Helmed by Maryland native Chef Tae Strain, the 12-seat, on-vineyard restaurant will offer a highly curated tasting menu experience overlooking Sugarloaf Mountain. Reservations open Wednesday, April 8 at 7pm through a private Tock link, with access available by signing up for the farm’s email list through the Burnt Hill Farm website.
The Chef’s Counter centers around a 7- to 9-course tasting menu that reflects Strain’s interpretation of Asian American cuisine, rooted in Mid-Atlantic ingredients sourced directly from Burnt Hill Farm and the surrounding region. The approach is intentionally balanced, blending refined technique with a sense of comfort and familiarity. As Strain describes it, the experience is “thoughtful but not too thought provoking.”

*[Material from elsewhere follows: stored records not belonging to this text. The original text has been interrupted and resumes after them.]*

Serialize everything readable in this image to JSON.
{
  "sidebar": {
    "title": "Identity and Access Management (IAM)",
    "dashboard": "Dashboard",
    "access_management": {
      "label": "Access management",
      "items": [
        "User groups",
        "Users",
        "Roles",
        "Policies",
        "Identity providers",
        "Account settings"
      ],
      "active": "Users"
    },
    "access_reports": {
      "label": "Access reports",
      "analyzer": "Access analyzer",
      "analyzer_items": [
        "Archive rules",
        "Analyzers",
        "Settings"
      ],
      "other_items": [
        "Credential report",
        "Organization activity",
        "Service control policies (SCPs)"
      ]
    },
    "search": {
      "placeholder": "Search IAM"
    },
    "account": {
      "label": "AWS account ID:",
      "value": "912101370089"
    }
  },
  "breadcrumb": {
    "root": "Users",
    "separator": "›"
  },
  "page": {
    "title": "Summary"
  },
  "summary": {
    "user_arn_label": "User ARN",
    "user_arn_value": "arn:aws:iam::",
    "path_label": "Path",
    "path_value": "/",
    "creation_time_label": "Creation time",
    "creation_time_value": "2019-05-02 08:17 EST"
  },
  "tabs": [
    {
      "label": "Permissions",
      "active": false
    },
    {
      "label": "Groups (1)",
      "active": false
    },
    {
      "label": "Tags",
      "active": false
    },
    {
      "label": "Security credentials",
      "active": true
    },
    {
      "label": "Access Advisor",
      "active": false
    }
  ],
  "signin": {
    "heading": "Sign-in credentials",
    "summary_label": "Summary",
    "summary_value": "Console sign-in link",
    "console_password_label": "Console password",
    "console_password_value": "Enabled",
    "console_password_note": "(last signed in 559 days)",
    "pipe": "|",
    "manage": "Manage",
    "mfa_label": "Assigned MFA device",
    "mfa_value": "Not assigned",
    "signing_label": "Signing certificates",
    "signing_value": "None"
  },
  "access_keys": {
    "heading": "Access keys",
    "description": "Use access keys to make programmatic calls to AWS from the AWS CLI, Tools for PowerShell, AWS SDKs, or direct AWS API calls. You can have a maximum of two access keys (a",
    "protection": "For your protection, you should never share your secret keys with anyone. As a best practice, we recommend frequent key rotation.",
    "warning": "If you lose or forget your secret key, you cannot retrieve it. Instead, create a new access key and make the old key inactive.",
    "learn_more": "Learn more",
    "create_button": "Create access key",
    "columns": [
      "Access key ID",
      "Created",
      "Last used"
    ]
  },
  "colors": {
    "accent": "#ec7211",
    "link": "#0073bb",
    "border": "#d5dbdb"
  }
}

Menus will change regularly based on seasonality, but diners can expect dishes such as roasted carrots with Virginia peanut sambal, striped bass with kani miso, a hands-on Mangalitsa pork shoulder ssam, and the chef’s signature ggoma snowball.
Each course is paired with beverages crafted to match the menu. Guests will be served wines produced on-site by winemaker Lisa Hinton, alongside house-made nonalcoholic pairings like seasonal water kefirs, shrubs, and fresh-pressed grape juice. Burnt Hill Farm operates as an estate vineyard using regenerative farming practices, producing both old-world and hybrid grape varieties, including Maryland’s only Gamay. All wines are exclusively available on-site.
The experience unfolds over roughly three hours inside the farm’s hilltop kitchen, where guests are seated just steps from the culinary team, offering a front-row view of each dish being prepared while the sun sets over the surrounding landscape.
The launch of the Chef’s Counter builds on Burnt Hill’s growing hospitality offerings. The farm’s Tasting Room and Lounge, which opened last fall and features an à la carte menu from Chef Strain, will continue operating alongside the new concept. Patio service overlooking the vineyard and Appalachian Mountains is set to begin May 1.
The Chef’s Counter will operate Friday through Sunday at 5:30pm starting May 1. The tasting menu is priced at $250 per person, including wine pairings, with a partial deposit required at booking. Reservations are limited to parties of one to four guests, and dietary restrictions or allergies cannot be accommodated.